Re: I18N-ISSUE-246: Clarify character encoding behavior when calculating storage size [ITS-20]

On Feb 22, 2013, at 7:28 , Stephan Walter wrote:

> Hi,
>  
> since I can see Norbert’s point here but on the other hand I’m not really convinced I’d like to involve the group in this discussion once more.
>  
> I find the case somewhat strange because the values to be expected for the encoding attribute depend completely on external factors (encodings in users’ databases or CMSs) and are quite unrelated to the data being marked up. This seems to make it a bit hard to delimit a reasonable set of required encodings apart from UTF-8. I also think that it might turn out to be quite a large requirement introduced by just this one data category.

Requiring just UTF-8 and leaving support for other encodings optional would be fine.

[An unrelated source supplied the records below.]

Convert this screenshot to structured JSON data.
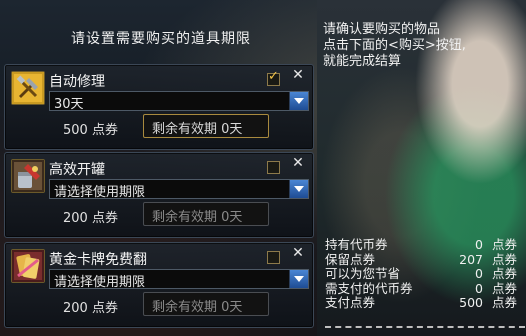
{
  "dialog": {
    "title": "请设置需要购买的道具期限"
  },
  "items": [
    {
      "name": "自动修理",
      "checked": true,
      "period_value": "30天",
      "price_amount": "500",
      "price_unit": "点券",
      "remaining_label": "剩余有效期",
      "remaining_value": "0天"
    },
    {
      "name": "高效开罐",
      "checked": false,
      "period_value": "请选择使用期限",
      "price_amount": "200",
      "price_unit": "点券",
      "remaining_label": "剩余有效期",
      "remaining_value": "0天"
    },
    {
      "name": "黄金卡牌免费翻",
      "checked": false,
      "period_value": "请选择使用期限",
      "price_amount": "200",
      "price_unit": "点券",
      "remaining_label": "剩余有效期",
      "remaining_value": "0天"
    }
  ],
  "info": {
    "lines": [
      "请确认要购买的物品",
      "点击下面的<购买>按钮,",
      "就能完成结算"
    ]
  },
  "summary": [
    {
      "label": "持有代币券",
      "value": "0",
      "unit": "点券"
    },
    {
      "label": "保留点券",
      "value": "207",
      "unit": "点券"
    },
    {
      "label": "可以为您节省",
      "value": "0",
      "unit": "点券"
    },
    {
      "label": "需支付的代币券",
      "value": "0",
      "unit": "点券"
    },
    {
      "label": "支付点券",
      "value": "500",
      "unit": "点券"
    }
  ],
  "icons": {
    "item_0": "repair-hammer-icon",
    "item_1": "can-opener-icon",
    "item_2": "gold-card-icon"
  },
  "colors": {
    "accent_gold": "#a98a3e",
    "dropdown_blue": "#2f6fc4",
    "panel_border": "#3b4756"
  }
}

> I think I do agree now that it would be good if an application could rely on a specific behavior of a processor in the error cases mentioned by Norbert. So I had a look to see how we deal with parallel cases. It seems to me that ‘Allowed Characters’ is actually the only other category where we provide constraints on the tagged data that one would expect to be evaluated automatically on the data itself in a  standard way.
> In this case we have regular expressions and (as I understand it) we import the requirements on processing behavior by pointing to the section on Character Classes of XML Schema. So there is no real analogy here, either.
>  
> If we require any specific behaviour in the error cases mentioned in the issue, how detailed would this have to be?

It could be as simple as "If an ITS processor doesn't support the specified character encoding, it must report this as an error and terminate processing. If the selected nodes contain characters that the specified character encoding cannot represent, the processor must report this as an error and terminate processing." Or you could try and be nice in the second case and specify a fallback strategy, e.g., by saying that the first replacement character among U+FFFD, U+003F, U+FF1F that can be represented in the specified character encoding must be used instead of any character that can't. Or you could have an attribute selecting different behaviors. You probably have a better understanding than I what would work for your target audience.

Norbert

Received on Wednesday, 27 February 2013 07:50:02 UTC